Lo snodo della qualità è supremo e difficile. Solo il tempo decide per noi, fuori dalle mode. Lo si può tra-guardare nelle opere di questa Mostra in una prospettiva di attraversamento della tradizione nella molteplicità dei significati di cui è intrisa. Oserei dire finalmente liberi, di nuovo saltimbanchi dell’intelligenza. Preferisco ammettere il danno. L’uomo d’oggi è figlio del crollo della personalità monolite del sapere, è messo in crisi dai nuovi mezzi di comunicazione e di elaborazione dei dati a grande distanza in tempo reale, che proprio nella logica dell’audiovisivo ha dato luogo a una profonda frattura nell’ereditarietà dell’identità culturale. Preferisco conciliare dopo il crash. Datemi il modulo della constatazione amichevole!
La tradizione richiedeva una sequenza discorsiva basata sul ragionamento analitico, ma questa stessa sequenzialità viene minata dall’apparire dell’immagine in movimento, che, ricorrendo all’icona sintetica, esalta il momento emotivo immediato, nell’intuizione pura. Rischiando così di esporre ad uno straordinario effetto ipnotico l’utente-spettatore. I giovani artisti lavorano in laboratori dove l’arte è meticcia, perchè sanno che i frutti puri impazziscono. Possibilità multiple, ricche, anche contraddittorie, si offrono oggi al singolo al di sopra e al di là dei vincoli del principio di non contraddizione. E’ caduta la cesura, tradizionale e invalicabile, tra realtà attuale e realtà virtuale: di questo possiamo solo prendere atto. E sarebbe ora di approfittare dei progetti artistici che lo rivelano in modo adamantino. Il pezzo d’arte scompone la certezza in microfibre da ricontrollare. Questo è il messaggio. E’ necessario un moto oppositivo e di resistenza tale da rendere l’individuo, già multiplo di se stesso nella realtà virtuale, reincontrabile, ospitabile. Necessitiamo di un appuntamento reiterato perchè perdibile. In aggetto. Dove, dopo essere stato esposto al processo mediatico, il nostro veicolo irrorato e pulsante, il nostro corpo/reo, non definitivamente sgretolato, ma arricchito da uno specchio vergine, di nuovo, come Narciso, annegabile a sé, possa toccarsi. L’arte bifronte specchiandoci annega l’ombra di noi stessi.

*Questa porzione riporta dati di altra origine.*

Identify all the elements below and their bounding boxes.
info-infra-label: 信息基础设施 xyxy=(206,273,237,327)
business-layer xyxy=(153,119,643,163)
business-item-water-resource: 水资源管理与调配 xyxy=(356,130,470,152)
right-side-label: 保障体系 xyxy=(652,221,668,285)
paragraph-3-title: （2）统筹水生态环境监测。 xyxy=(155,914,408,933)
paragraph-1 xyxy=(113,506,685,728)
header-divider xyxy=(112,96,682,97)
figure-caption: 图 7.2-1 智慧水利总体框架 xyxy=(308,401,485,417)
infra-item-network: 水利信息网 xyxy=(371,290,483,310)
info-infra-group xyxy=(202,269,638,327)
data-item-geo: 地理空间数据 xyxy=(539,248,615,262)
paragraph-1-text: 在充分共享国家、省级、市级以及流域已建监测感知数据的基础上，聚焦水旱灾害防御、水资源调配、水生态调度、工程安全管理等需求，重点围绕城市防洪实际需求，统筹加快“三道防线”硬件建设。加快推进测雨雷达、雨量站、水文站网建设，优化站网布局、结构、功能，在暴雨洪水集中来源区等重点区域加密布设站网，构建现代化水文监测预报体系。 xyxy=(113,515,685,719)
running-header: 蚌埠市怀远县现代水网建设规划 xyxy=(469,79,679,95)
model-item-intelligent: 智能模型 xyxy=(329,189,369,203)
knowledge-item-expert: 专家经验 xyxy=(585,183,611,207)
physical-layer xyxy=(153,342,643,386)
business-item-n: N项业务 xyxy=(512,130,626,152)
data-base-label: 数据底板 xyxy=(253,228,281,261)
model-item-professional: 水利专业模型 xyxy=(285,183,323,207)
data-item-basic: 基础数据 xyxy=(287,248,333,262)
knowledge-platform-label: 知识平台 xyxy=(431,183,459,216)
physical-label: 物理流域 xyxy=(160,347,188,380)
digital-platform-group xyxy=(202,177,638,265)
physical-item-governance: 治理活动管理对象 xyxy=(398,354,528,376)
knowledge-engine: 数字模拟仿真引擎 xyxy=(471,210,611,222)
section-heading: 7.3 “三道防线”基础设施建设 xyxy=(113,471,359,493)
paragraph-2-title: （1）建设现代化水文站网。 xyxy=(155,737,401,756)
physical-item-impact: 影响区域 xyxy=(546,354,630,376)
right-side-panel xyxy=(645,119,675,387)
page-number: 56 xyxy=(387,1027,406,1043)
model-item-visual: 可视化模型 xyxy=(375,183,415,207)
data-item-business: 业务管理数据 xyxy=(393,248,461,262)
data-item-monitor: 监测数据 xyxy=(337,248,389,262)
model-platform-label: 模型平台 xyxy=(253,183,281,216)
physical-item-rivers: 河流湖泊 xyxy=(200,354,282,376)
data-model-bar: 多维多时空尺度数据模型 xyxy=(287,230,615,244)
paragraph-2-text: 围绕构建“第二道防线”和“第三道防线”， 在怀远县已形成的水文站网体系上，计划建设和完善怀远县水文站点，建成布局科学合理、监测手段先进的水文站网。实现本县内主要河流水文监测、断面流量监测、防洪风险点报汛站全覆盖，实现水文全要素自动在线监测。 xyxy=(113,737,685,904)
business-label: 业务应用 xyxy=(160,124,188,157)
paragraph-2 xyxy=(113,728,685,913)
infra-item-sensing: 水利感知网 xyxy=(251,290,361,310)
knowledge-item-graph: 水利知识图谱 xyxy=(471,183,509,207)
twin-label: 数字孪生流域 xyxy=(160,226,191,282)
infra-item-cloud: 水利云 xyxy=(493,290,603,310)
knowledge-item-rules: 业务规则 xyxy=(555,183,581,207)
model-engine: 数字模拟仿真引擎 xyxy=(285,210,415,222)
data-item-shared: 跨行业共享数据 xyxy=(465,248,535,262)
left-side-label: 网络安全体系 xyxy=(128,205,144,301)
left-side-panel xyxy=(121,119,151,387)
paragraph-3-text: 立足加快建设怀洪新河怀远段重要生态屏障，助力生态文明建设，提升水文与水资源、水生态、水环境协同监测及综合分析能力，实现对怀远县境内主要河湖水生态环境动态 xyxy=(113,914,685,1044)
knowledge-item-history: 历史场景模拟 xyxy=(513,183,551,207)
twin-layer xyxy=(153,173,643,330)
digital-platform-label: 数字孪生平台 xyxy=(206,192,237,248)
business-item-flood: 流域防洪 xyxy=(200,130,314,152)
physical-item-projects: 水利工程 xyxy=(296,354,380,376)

Non mi spaventa se fra le righe si potrà leggere una inclinazione alla “riduzione del danno”. Io amo gli angoli dei muri smussati dal vento e dai camion che li forzano, così come amo i solchi sulla pelle, che riproducono e dicono le più care pagine della nostra effimera presenza segnata sul registro dell’unica volta che ci è dato di vivere. Autoritratti “alla faccia” di noi stessi, nei nostri singolari corpi generati come unici oggetti irriciclabili. Lasciamo solo qualche chilo di residuo biodegradabile assieme ad un intricato senso attribuibile. Io amo l’utopia del multiplo: a ogni impressione un numero originale. Liberi da tatuaggi, liberi di arrugarci. Ripetuti e ripetibili come incisi all’immortale. Siamo solo solchi, ingordi di anoressia.
Incidere oggi è ancora fare e non lo è per voluttà, non provoca emorragia, provoca e basta. Avoca alla mano la reale presa che non si vuole far sfuggire nell’effimero. Il metallo della matrice registra il soffio della sfinitezza, mentre il DVD non trascura le nostre perplessità. I supporti scelti dagli artisti registrano il silenzio. L’arte sopravvive eternamente a se stessa impennandosi nell’esemplare multiplo. Contraddicendosi.